2. Then grab all of your postgresql logs from AWS.  I wrote this little bash script to pull all of the logs for a current day.  It will work if you have your aws credentials configured correctly and can run aws-cli commands.
```
#!/bin/env bash

## Return all of the postgresql log files saved by RDS since midnight.
## Save them in your current directory.
## This is so we can use cli tools like "grep"
## It is also really handy for feeding into pgbadger for deeper analysis.

# aws requires the timestamp to be in milliseconds.
# unfortunately date will provide either seconds or nano seconds, so we have to do math.
midnight_timestamp=$(date -d $(date -I) '+%s')
midnight_timestamp_milliseconds=$(echo "${midnight_timestamp} * 1000" | bc)

logfiles=$(aws rds describe-db-log-files \
              --profile default \
              --db-instance-identifier "some_rds_instance_name" \
              --output json  \
              --file-last-written ${midnight_timestamp_milliseconds} | jq -r ".DescribeDBLogFiles[].LogFileName")

for logfile in $(echo ${logfiles})
do
    # remove the leading "error/" so we can use the name to save it.
    logfile_save=$(echo "${logfile}" | awk -F\/ '{print $NF}')

    tput bold; echo "${logfile}"; tput sgr0
    aws rds download-db-log-file-portion \
        --profile admin \
        --db-instance-identifier prod-notify-me-1 \
        --log-file-name ${logfile} \
        --output text \
        --no-paginate > ${logfile_save}
done

```
3. Then run pgbadger:
``` ~/src/pgbadger/pgbadger -f rds  postgresql*
```
4. Open the `out.html` in your browser, and poke around.   There is a ton of stuff you can find in all the drop down menus about what was happening in your database over the time window you collected the logs for.  The html is generated as a standalone file by a perl script of all things.  It is pretty impressive.
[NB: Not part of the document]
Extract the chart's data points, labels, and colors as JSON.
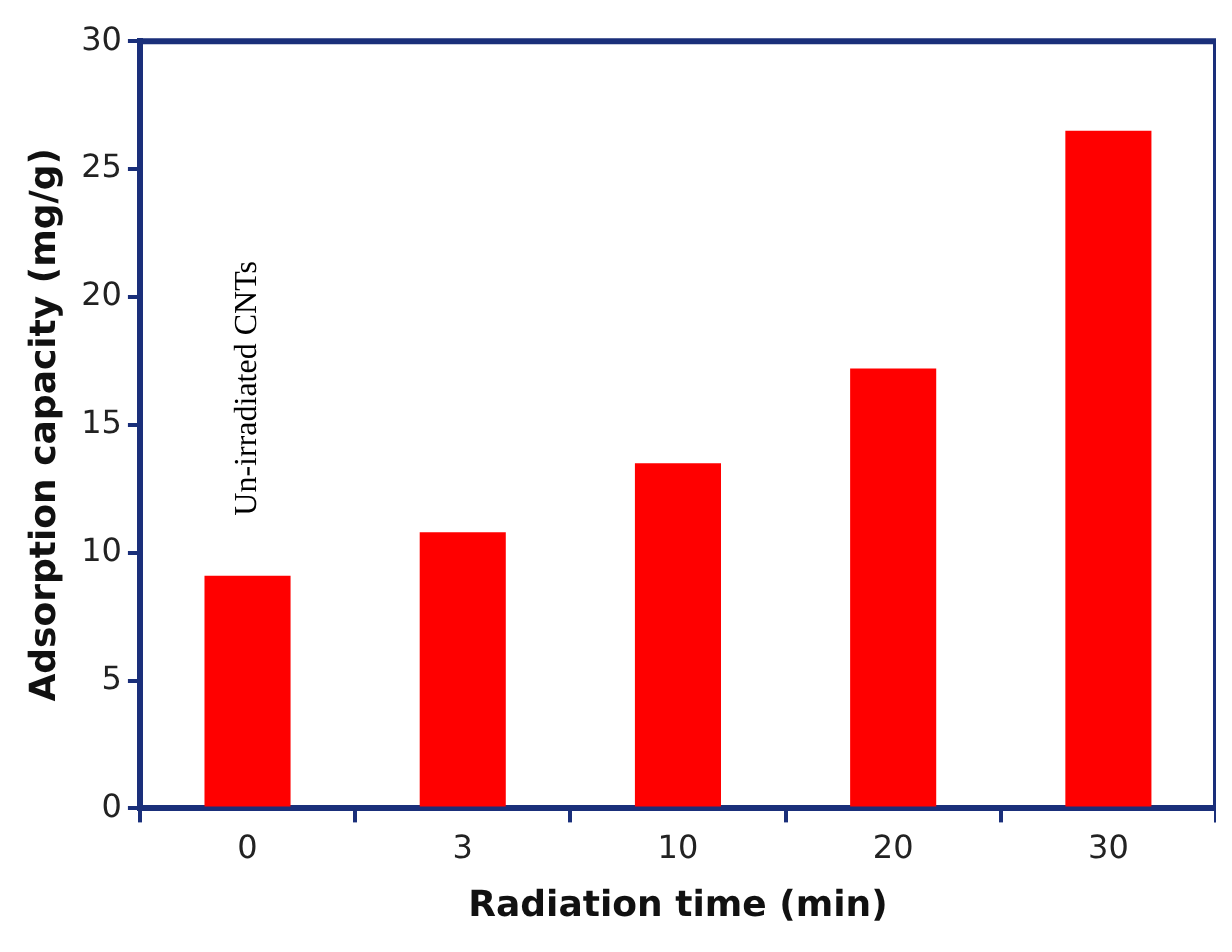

On Tue, Oct 11, 2022 at 7:07 AM Sengottaiyan T <techsenko@gmail.com> wrote:
Hi All,

I'm looking for suggestions:

Environment: AWS PostgreSQL RDS instance - Version 14.3
Operations support gets intermittent alerts from the monitoring tool through AWS cloud watch metrics on Disk Queue Depth, CPU burst-credit & CPU Utilization.
I would like to understand what is causing the spike - is the number of logon's increased, (or) number of transactions per second increased, (or) SQL execution picked wrong plan and the long running (I/O, CPU or memory intensive) SQL is increasing load on server (cause and effect scenario) etc.,

Due to the reactive nature of the issues, we rely on the metrics gathered in the AWS cloud watch monitoring (for the underlying OS stats), Performance Insights (for the DB performance) and correlate SQL queries with pg_Stat_Statements view. But the data in the view is an aggregated stats. And, I'm looking to see the deltas compared to normal runs.
How should I approach and get to the root-cause?

AppDynamics is already configured for the RDS instance. Are there any open source monitoring tools available which would help to capture and visualize the deltas?